When I was six years old, my Dad came out. That was also the year he brought home a canary to try to win over one of my older sisters. She was nine and only knew ‘gay’ as a school-yard insult. The bird, who we named Sunny, was the colour of summer and fragile in our hands. He lived in an elegant white cage that we hung in the study and later, after the divorce, over my stepfather’s piano where he would sing along to Mozart and The Beatles. My sisters fed him and cleaned his cage and I filled his water dish and snuck him melon and cucumber that he pecked at delicately. When the cat was outside, we let him fly around the house, darting for chair to shelf to windowsill.

But despite these seemingly joyful moments, I believed he wasn’t happy because he wasn’t free and I pitied him. Sometimes I would take his cage to the porch, thinking he would like being close to nature and the sound of other birds. But he would fly into a desperate frenzy until I brought him back inside, where he shrank into silence. I wanted to open the cage door and set him free, but I knew he wouldn’t survive amongst the changing seasons, the prowling cats and the bigger, wilder birds.

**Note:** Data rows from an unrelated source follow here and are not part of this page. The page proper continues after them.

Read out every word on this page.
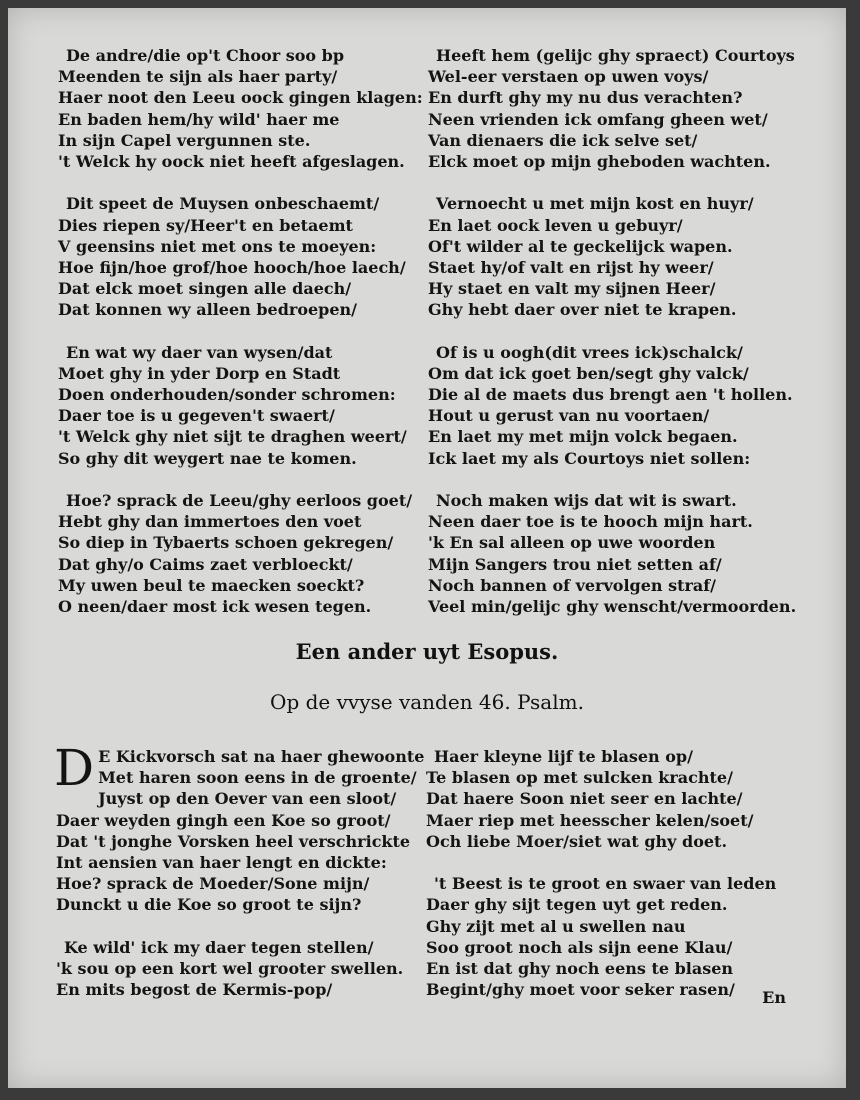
De andre/die op't Choor soo bp
Meenden te sijn als haer party/
Haer noot den Leeu oock gingen klagen:
En baden hem/hy wild' haer me
In sijn Capel vergunnen ste.
't Welck hy oock niet heeft afgeslagen.
Dit speet de Muysen onbeschaemt/
Dies riepen sy/Heer't en betaemt
V geensins niet met ons te moeyen:
Hoe fijn/hoe grof/hoe hooch/hoe laech/
Dat elck moet singen alle daech/
Dat konnen wy alleen bedroepen/
En wat wy daer van wysen/dat
Moet ghy in yder Dorp en Stadt
Doen onderhouden/sonder schromen:
Daer toe is u gegeven't swaert/
't Welck ghy niet sijt te draghen weert/
So ghy dit weygert nae te komen.
Hoe? sprack de Leeu/ghy eerloos goet/
Hebt ghy dan immertoes den voet
So diep in Tybaerts schoen gekregen/
Dat ghy/o Caims zaet verbloeckt/
My uwen beul te maecken soeckt?
O neen/daer most ick wesen tegen.
Heeft hem (gelijc ghy spraect) Courtoys
Wel-eer verstaen op uwen voys/
En durft ghy my nu dus verachten?
Neen vrienden ick omfang gheen wet/
Van dienaers die ick selve set/
Elck moet op mijn gheboden wachten.
Vernoecht u met mijn kost en huyr/
En laet oock leven u gebuyr/
Of't wilder al te geckelijck wapen.
Staet hy/of valt en rijst hy weer/
Hy staet en valt my sijnen Heer/
Ghy hebt daer over niet te krapen.
Of is u oogh(dit vrees ick)schalck/
Om dat ick goet ben/segt ghy valck/
Die al de maets dus brengt aen 't hollen.
Hout u gerust van nu voortaen/
En laet my met mijn volck begaen.
Ick laet my als Courtoys niet sollen:
Noch maken wijs dat wit is swart.
Neen daer toe is te hooch mijn hart.
'k En sal alleen op uwe woorden
Mijn Sangers trou niet setten af/
Noch bannen of vervolgen straf/
Veel min/gelijc ghy wenscht/vermoorden.
Een ander uyt Esopus.
Op de vvyse vanden 46. Psalm.
D E Kickvorsch sat na haer ghewoonte
Met haren soon eens in de groente/
Juyst op den Oever van een sloot/
Daer weyden gingh een Koe so groot/
Dat 't jonghe Vorsken heel verschrickte
Int aensien van haer lengt en dickte:
Hoe? sprack de Moeder/Sone mijn/
Dunckt u die Koe so groot te sijn?
Ke wild' ick my daer tegen stellen/
'k sou op een kort wel grooter swellen.
En mits begost de Kermis-pop/
Haer kleyne lijf te blasen op/
Te blasen op met sulcken krachte/
Dat haere Soon niet seer en lachte/
Maer riep met heesscher kelen/soet/
Och liebe Moer/siet wat ghy doet.
't Beest is te groot en swaer van leden
Daer ghy sijt tegen uyt get reden.
Ghy zijt met al u swellen nau
Soo groot noch als sijn eene Klau/
En ist dat ghy noch eens te blasen
Begint/ghy moet voor seker rasen/	En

My parents met in the 1970s and the attitudes that shaped their youth belonged to an intolerant time. While my Dad was growing up, it was illegal to practice homosexuality in the UK. He didn’t have girlfriends and was teased mercilessly at his all-boys comprehensive school. He told my mother near the beginning of their relationship he was attracted to men, but they were both naive and hoped a life together could ‘cure’ him. This motivated a move from Cambridge to a tiny island off the west coast of Canada, where my father threw himself into gardening, baking and raising three daughters and tried to bury the shame he felt beneath a happy, if introverted, facade.

My parents built a beautiful house on a 25-acre hobby farm they’d bought with two other families. There was a beaver pond and a river jumping with frogs, a forest, meadow and enough space for my father’s orchards and my mother’s horses, in addition to pigs, a cow, chickens, a litter of kittens and a poodle. We were free to run wild and my childhood consisted of the smell of baking bread and wood fires, the sound of roosters crowing at dawn and crickets chirping at dusk; a seemingly endless natural world to explore.

It was an idyllic childhood in many ways, but cracks had begun forming years before the year of the canary when Dad gathered my sisters and I in the kitchen to tell us why Mum was leaving him. My eldest sister, who was 12 and already knew, hid in the corner covering her ears. My middle sister ran upstairs screaming, ‘You’re not my father!’

I’m sure we weren’t reacting to what he was telling us, which we barely understood, but to the pain he was experiencing. I understood from his manner there was something terribly wrong that wasn’t his fault, so I climbed into his lap and said, ‘Don’t worry, I still love you.’ I was six and that was the first time I’d seen him cry.

In the custody battle that followed, my sisters were asked to state which parent they wanted to live with. I was too young to be asked, but can’t imagine the guilt my sisters must have felt in betraying him, when he’d already suffered for what so many people, including him, saw as his sins. He fought to be our father, not realising the likelihood of a gay man winning custody was almost non-existent in the homophobic courts of the 1980s. He only got visitation rights because my mother recognised the harm it would do to deny us a relationship with our father.

Dad stayed on the farm after the divorce and at first the canary would come with us when we went to visit him. Later, he moved three hours’ away and the awkward cage was left behind. We would return from a week at Christmas or summer holidays to find, after longer and longer periods, Sunny had become a little less friendly, a little more desperate.

I wish I could say I found the guts to set him free. I wish I could believe he flew to Morocco, found a flock and spent the rest of his days in the desert heat. But, of course, he didn’t, and one day the cat ate him. Nowadays, my father doesn’t see himself as sinful. He travels, coks, recites poetry and is internet dating after recently ending a long-term relationship. He’s the most introspective person I know and has taught me the only way to be free is to see yourself honestly and to accept what you cant change. The world can be cruel, but there’s nothing worse than being stuck in a cage.